Sustainable and Optimal Harvesting in a Seasonally Harvested Fishery with a Marine Protected Area: A Two-Patch Model with Bang-Bang and Singular Control

Abstract

We analyze a bioeconomic model for optimal fishery harvesting in a spatially heterogeneous habitat comprising both harvestable and preservation (reserve) zones. The population dynamics are governed by a hybrid system coupling continuous time within-season dynamics -mortality, harvesting, and dispersal -with a discrete-time Beverton-Holt reproduction map. We derive the necessary and sufficient condition Fr > 1 for long-term population persistence, where F encapsulates within-season survival including harvesting effects and r is the intrinsic growth rate. Through bifurcation analysis, we demonstrate that marine protected areas (MPAs) significantly expand the sustainable parameter space.

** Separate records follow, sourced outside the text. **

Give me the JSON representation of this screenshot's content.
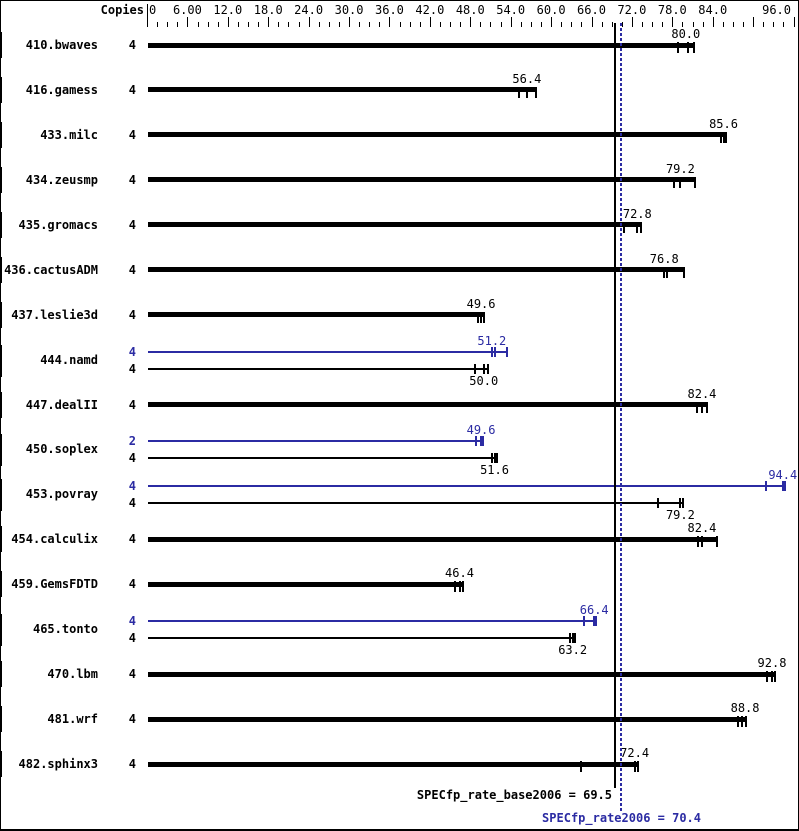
{
  "header": {
    "copies_label": "Copies"
  },
  "colors": {
    "base": "#000000",
    "peak": "#2b2ba3",
    "background": "#ffffff"
  },
  "chart_data": {
    "type": "bar",
    "orientation": "horizontal",
    "xlabel": "",
    "ylabel": "Copies",
    "xlim": [
      0,
      96
    ],
    "x_minor_step": 1.5,
    "x_major_step": 6,
    "grid": false,
    "x_tick_labels": [
      {
        "v": 0,
        "t": "0",
        "align": "left"
      },
      {
        "v": 6,
        "t": "6.00",
        "align": "center"
      },
      {
        "v": 12,
        "t": "12.0",
        "align": "center"
      },
      {
        "v": 18,
        "t": "18.0",
        "align": "center"
      },
      {
        "v": 24,
        "t": "24.0",
        "align": "center"
      },
      {
        "v": 30,
        "t": "30.0",
        "align": "center"
      },
      {
        "v": 36,
        "t": "36.0",
        "align": "center"
      },
      {
        "v": 42,
        "t": "42.0",
        "align": "center"
      },
      {
        "v": 48,
        "t": "48.0",
        "align": "center"
      },
      {
        "v": 54,
        "t": "54.0",
        "align": "center"
      },
      {
        "v": 60,
        "t": "60.0",
        "align": "center"
      },
      {
        "v": 66,
        "t": "66.0",
        "align": "center"
      },
      {
        "v": 72,
        "t": "72.0",
        "align": "center"
      },
      {
        "v": 78,
        "t": "78.0",
        "align": "center"
      },
      {
        "v": 84,
        "t": "84.0",
        "align": "center"
      },
      {
        "v": 96,
        "t": "96.0",
        "align": "right"
      }
    ],
    "benchmarks": [
      {
        "name": "410.bwaves",
        "bars": [
          {
            "series": "base",
            "copies": "4",
            "value": 80.0,
            "label": "80.0",
            "marks": [
              78.8,
              80.4,
              81.2
            ]
          }
        ]
      },
      {
        "name": "416.gamess",
        "bars": [
          {
            "series": "base",
            "copies": "4",
            "value": 56.4,
            "label": "56.4",
            "marks": [
              55.3,
              56.4,
              57.7
            ]
          }
        ]
      },
      {
        "name": "433.milc",
        "bars": [
          {
            "series": "base",
            "copies": "4",
            "value": 85.6,
            "label": "85.6",
            "marks": [
              85.2,
              85.6,
              86.0
            ]
          }
        ]
      },
      {
        "name": "434.zeusmp",
        "bars": [
          {
            "series": "base",
            "copies": "4",
            "value": 79.2,
            "label": "79.2",
            "marks": [
              78.2,
              79.2,
              81.4
            ]
          }
        ]
      },
      {
        "name": "435.gromacs",
        "bars": [
          {
            "series": "base",
            "copies": "4",
            "value": 72.8,
            "label": "72.8",
            "marks": [
              70.8,
              72.8,
              73.4
            ]
          }
        ]
      },
      {
        "name": "436.cactusADM",
        "bars": [
          {
            "series": "base",
            "copies": "4",
            "value": 76.8,
            "label": "76.8",
            "marks": [
              76.8,
              77.2,
              79.8
            ]
          }
        ]
      },
      {
        "name": "437.leslie3d",
        "bars": [
          {
            "series": "base",
            "copies": "4",
            "value": 49.6,
            "label": "49.6",
            "marks": [
              49.1,
              49.6,
              50.0
            ]
          }
        ]
      },
      {
        "name": "444.namd",
        "bars": [
          {
            "series": "peak",
            "copies": "4",
            "value": 51.2,
            "label": "51.2",
            "marks": [
              51.2,
              51.6,
              53.4
            ]
          },
          {
            "series": "base",
            "copies": "4",
            "value": 50.0,
            "label": "50.0",
            "marks": [
              48.7,
              50.0,
              50.6
            ]
          }
        ]
      },
      {
        "name": "447.dealII",
        "bars": [
          {
            "series": "base",
            "copies": "4",
            "value": 82.4,
            "label": "82.4",
            "marks": [
              81.6,
              82.4,
              83.2
            ]
          }
        ]
      },
      {
        "name": "450.soplex",
        "bars": [
          {
            "series": "peak",
            "copies": "2",
            "value": 49.6,
            "label": "49.6",
            "marks": [
              48.8,
              49.6,
              49.9
            ]
          },
          {
            "series": "base",
            "copies": "4",
            "value": 51.6,
            "label": "51.6",
            "marks": [
              51.2,
              51.6,
              52.0
            ]
          }
        ]
      },
      {
        "name": "453.povray",
        "bars": [
          {
            "series": "peak",
            "copies": "4",
            "value": 94.4,
            "label": "94.4",
            "marks": [
              91.9,
              94.4,
              94.8
            ]
          },
          {
            "series": "base",
            "copies": "4",
            "value": 79.2,
            "label": "79.2",
            "marks": [
              75.8,
              79.2,
              79.6
            ]
          }
        ]
      },
      {
        "name": "454.calculix",
        "bars": [
          {
            "series": "base",
            "copies": "4",
            "value": 82.4,
            "label": "82.4",
            "marks": [
              81.8,
              82.4,
              84.7
            ]
          }
        ]
      },
      {
        "name": "459.GemsFDTD",
        "bars": [
          {
            "series": "base",
            "copies": "4",
            "value": 46.4,
            "label": "46.4",
            "marks": [
              45.7,
              46.4,
              46.9
            ]
          }
        ]
      },
      {
        "name": "465.tonto",
        "bars": [
          {
            "series": "peak",
            "copies": "4",
            "value": 66.4,
            "label": "66.4",
            "marks": [
              64.9,
              66.4,
              66.6
            ]
          },
          {
            "series": "base",
            "copies": "4",
            "value": 63.2,
            "label": "63.2",
            "marks": [
              62.8,
              63.2,
              63.5
            ]
          }
        ]
      },
      {
        "name": "470.lbm",
        "bars": [
          {
            "series": "base",
            "copies": "4",
            "value": 92.8,
            "label": "92.8",
            "marks": [
              92.0,
              92.8,
              93.3
            ]
          }
        ]
      },
      {
        "name": "481.wrf",
        "bars": [
          {
            "series": "base",
            "copies": "4",
            "value": 88.8,
            "label": "88.8",
            "marks": [
              87.8,
              88.4,
              88.9
            ]
          }
        ]
      },
      {
        "name": "482.sphinx3",
        "bars": [
          {
            "series": "base",
            "copies": "4",
            "value": 72.4,
            "label": "72.4",
            "marks": [
              64.5,
              72.4,
              72.9
            ]
          }
        ]
      }
    ],
    "summary": {
      "base": {
        "label": "SPECfp_rate_base2006 = 69.5",
        "value": 69.5
      },
      "peak": {
        "label": "SPECfp_rate2006 = 70.4",
        "value": 70.4
      }
    }
  }
}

Using Pontryagin's Maximum Principle, we characterize the optimal harvesting strategy as a composite Bang-Singular-Bang control. We derive an explicit state-feedback formula for the singular arc and verify its optimality via the Generalized Legendre-Clebsch condition. Numerical simulations reveal that this dynamic strategy significantly outperforms constant maximum-effort policies, yielding higher cumulative revenue while maintaining the population above the critical collapse threshold through a stable "sawtooth" trajectory. Our results highlight that modest preservation (20-30% of habitat) allows for more intensive, profitable harvesting in open zones without risking resource extinction.